On high-volume generated sites, this criterion also serves as a **safeguard**: a stable rule prevents 1,000 errors at once.

How to check (step by step)

Approach: browser-side control (render + code). Recommended tool: **Chrome DevTools Network**.

  1. Open the page in Chrome → DevTools → Performance/Network tab.
  2. Run Lighthouse and note the main weakness.
  3. Check if the issue repeats on templates.

Tip: first isolate 10 “representative” URLs (top pages + generated pages) before scaling the fix.

How to fix properly

Strategy: apply a rule, then check neighboring pages.

  • Fix the biggest cost source (images, JS, fonts, cache).
  • Retest, then apply to the template (not page by page).
  • Add a safeguard: weight budget (KB) and CI check if possible.

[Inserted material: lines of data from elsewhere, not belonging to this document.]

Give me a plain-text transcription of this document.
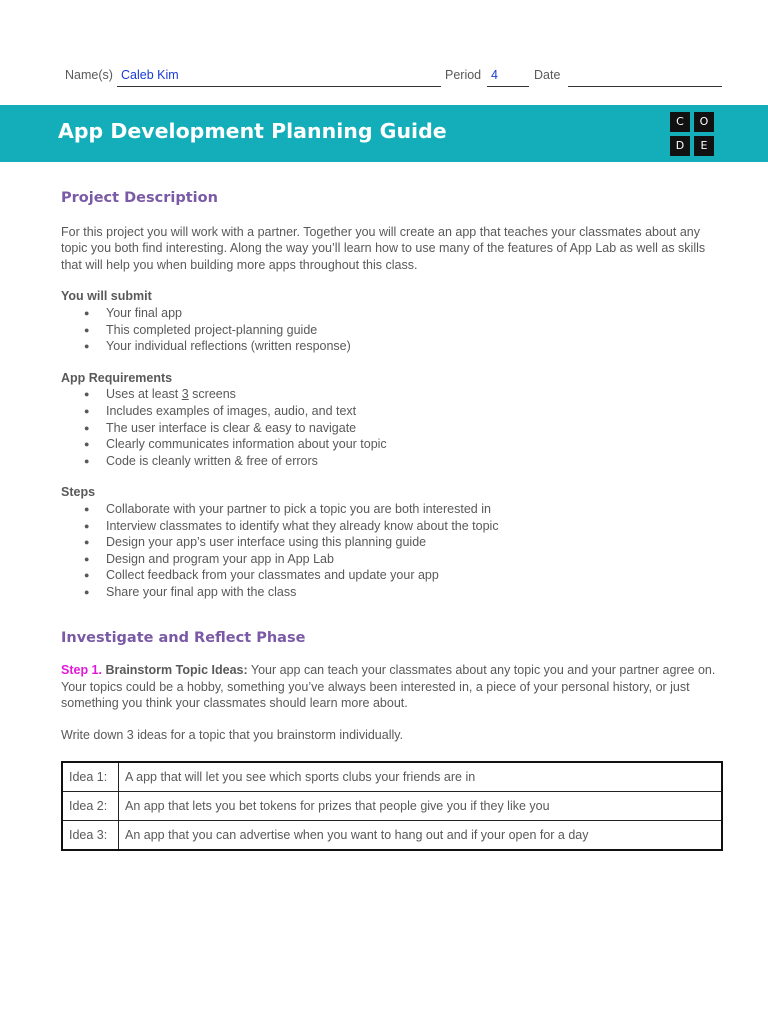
Name(s) Caleb Kim	Period 4	Date
App Development Planning Guide	C	O
D	E
Project Description

For this project you will work with a partner. Together you will create an app that teaches your classmates about any topic you both find interesting. Along the way you’ll learn how to use many of the features of App Lab as well as skills that will help you when building more apps throughout this class.

You will submit

● Your final app
● This completed project-planning guide
● Your individual reflections (written response)

App Requirements

● Uses at least 3 screens
● Includes examples of images, audio, and text
● The user interface is clear & easy to navigate
● Clearly communicates information about your topic
● Code is cleanly written & free of errors

Steps

● Collaborate with your partner to pick a topic you are both interested in
● Interview classmates to identify what they already know about the topic
● Design your app’s user interface using this planning guide
● Design and program your app in App Lab
● Collect feedback from your classmates and update your app
● Share your final app with the class
Investigate and Reflect Phase

Step 1. Brainstorm Topic Ideas: Your app can teach your classmates about any topic you and your partner agree on. Your topics could be a hobby, something you’ve always been interested in, a piece of your personal history, or just something you think your classmates should learn more about.

Write down 3 ideas for a topic that you brainstorm individually.

Idea 1:	A app that will let you see which sports clubs your friends are in
Idea 2:	An app that lets you bet tokens for prizes that people give you if they like you
Idea 3:	An app that you can advertise when you want to hang out and if your open for a day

Then: re-crawl 50–200 URLs, then monitor Search Console for 7–14 days (impressions/CTR/indexing).

Concrete example (illustrative)

Example (illustrative):

  • **Context**: blog article for law firm in Paris
  • **Before**: Lighthouse: 52/100 (heavy JS, unoptimized images).
  • **After**: Lighthouse: 93/100 (lazy-load, compression, cache).
  • **Note**: Goal: stabilize CLS.

Checklist to tick

  • [ ] Measure before/after
  • [ ] Respects: avoid render-blocking
  • [ ] Improvement on template
  • [ ] No CWV regression
  • [ ] Cache and compression OK
FAQ

Frequently asked questions — G24

What is the most common mistake on “Defer/Async JS”?

Fixing an isolated page without fixing the template/import: the error returns on the next generation.

Which tool is fastest for large-scale checking?

For this type of criterion, a crawl (e.g. Screaming Frog) + targeted verification in Chrome DevTools Network is generally the fastest combo.

How to prevent this from recurring on 10K generated pages?

Freeze an auto-generation rule (title/structure/schema/URLs) + add automatic control (crawl or test) before production import.